A lawsuit filed by the Southern Poverty Law Center (SPLC) opens a window into this world, in which workers pay thousands of dollars to recruiters in their countries for the right to work in unskilled and semi-skilled jobs in the United States.22

The lawsuit, filed in 2008, contends that the marine fabrication and services company Signal International, and the company’s labor recruiters and lawyers, violated anti-racketeering, anti-trafficking, and wage and hour protections by charging guestworkers exorbitant fees based on false promises, refusing to reimburse those fees, and then using the guestworkers’ resulting debt as a tool to prevent them from leaving, effectively forcing them to put up with dismal working and living conditions.

Following Hurricane Katrina, Signal sought to take advantage of a windfall of rig- and ship-repair jobs, but it lacked the necessary workforce. Signal hired Global Resources, a Mississippi-based labor broker, and Dewan Consultants, a Mumbai-based labor recruiter, to recruit and provide 590 Indian welders and fitters to Signal’s Texas and Mississippi shipyards to allow it to take advantage of the business opportunity created by storm damage.

Sachin Dewan, director of Dewan Consultants, testified in a deposition that his firm collected between $11,000 and  $18,000, and sometimes more, from each person recruited to work for Signal. These charges covered the exorbitant recruitment fees, and additional amounts for travel, immigration applications, and visas. In order to raise the money, the workers took on staggering debt at high interest rates, typically mortgaging the family home and land and pawning personal possessions. According to Dewan, the fees were the equivalent of two to three years’ salary for a welder in India. The workers paid so much because the recruiters had told them that Signal had agreed to sponsor them for permanent resident visas that would allow each worker to settle in the U.S. permanently with his wife and children.

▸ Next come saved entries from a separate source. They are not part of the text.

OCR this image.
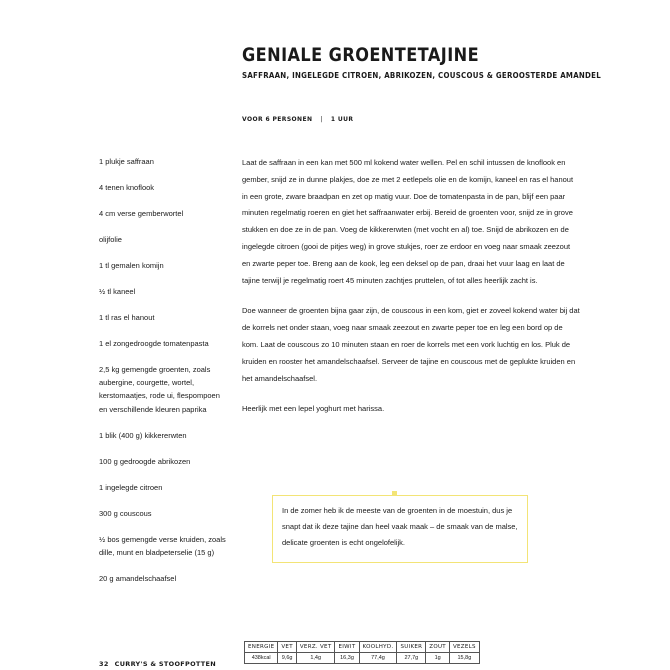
GENIALE GROENTETAJINE
SAFFRAAN, INGELEGDE CITROEN, ABRIKOZEN, COUSCOUS & GEROOSTERDE AMANDEL
VOOR 6 PERSONEN | 1 UUR
1 plukje saffraan
4 tenen knoflook
4 cm verse gemberwortel
olijfolie
1 tl gemalen komijn
½ tl kaneel
1 tl ras el hanout
1 el zongedroogde tomatenpasta
2,5 kg gemengde groenten, zoals aubergine, courgette, wortel, kerstomaatjes, rode ui, flespompoen en verschillende kleuren paprika
1 blik (400 g) kikkererwten
100 g gedroogde abrikozen
1 ingelegde citroen
300 g couscous
½ bos gemengde verse kruiden, zoals dille, munt en bladpeterselie (15 g)
20 g amandelschaafsel

Laat de saffraan in een kan met 500 ml kokend water wellen. Pel en schil intussen de knoflook en gember, snijd ze in dunne plakjes, doe ze met 2 eetlepels olie en de komijn, kaneel en ras el hanout in een grote, zware braadpan en zet op matig vuur. Doe de tomatenpasta in de pan, blijf een paar minuten regelmatig roeren en giet het saffraanwater erbij. Bereid de groenten voor, snijd ze in grove stukken en doe ze in de pan. Voeg de kikkererwten (met vocht en al) toe. Snijd de abrikozen en de ingelegde citroen (gooi de pitjes weg) in grove stukjes, roer ze erdoor en voeg naar smaak zeezout en zwarte peper toe. Breng aan de kook, leg een deksel op de pan, draai het vuur laag en laat de tajine terwijl je regelmatig roert 45 minuten zachtjes pruttelen, of tot alles heerlijk zacht is.

Doe wanneer de groenten bijna gaar zijn, de couscous in een kom, giet er zoveel kokend water bij dat de korrels net onder staan, voeg naar smaak zeezout en zwarte peper toe en leg een bord op de kom. Laat de couscous zo 10 minuten staan en roer de korrels met een vork luchtig en los. Pluk de kruiden en rooster het amandelschaafsel. Serveer de tajine en couscous met de geplukte kruiden en het amandelschaafsel.

Heerlijk met een lepel yoghurt met harissa.

In de zomer heb ik de meeste van de groenten in de moestuin, dus je snapt dat ik deze tajine dan heel vaak maak – de smaak van de malse, delicate groenten is echt ongelofelijk.
ENERGIE	VET	VERZ. VET	EIWIT	KOOLHYD.	SUIKER	ZOUT	VEZELS
438kcal	9,6g	1,4g	16,3g	77,4g	27,7g	1g	15,8g
32 CURRY'S & STOOFPOTTEN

Upon arriving at Signal, the workers were distressed to find that conditions were not what they had been led to believe. The guestworkers were housed on Signal’s work site in guarded labor camps, housed in cramped 24-by-36-foot trailers, each holding 24 men who shared two toilets. Signal deducted more than $1,050 per month from each worker’s paycheck for room and board, further heightening the workers’ stress over whether they could afford to service their debts. Worse yet, Signal eventually announced that it would not apply for the permanent residency visas the workers had been promised.

Because the workers had entered the U.S. on 10-month H-2B visas, they could not earn enough to pay back their debts. Although conditions at Signal were bad, the workers were prohibited by law from seeking alternative employment. Nor could they leave Signal; in the words of one worker, “I couldn’t go back to India, still carrying the massive amounts of debts I had incurred to come to the United States. If I was forced to go back, I planned to hang myself once I landed in India, at the airport.”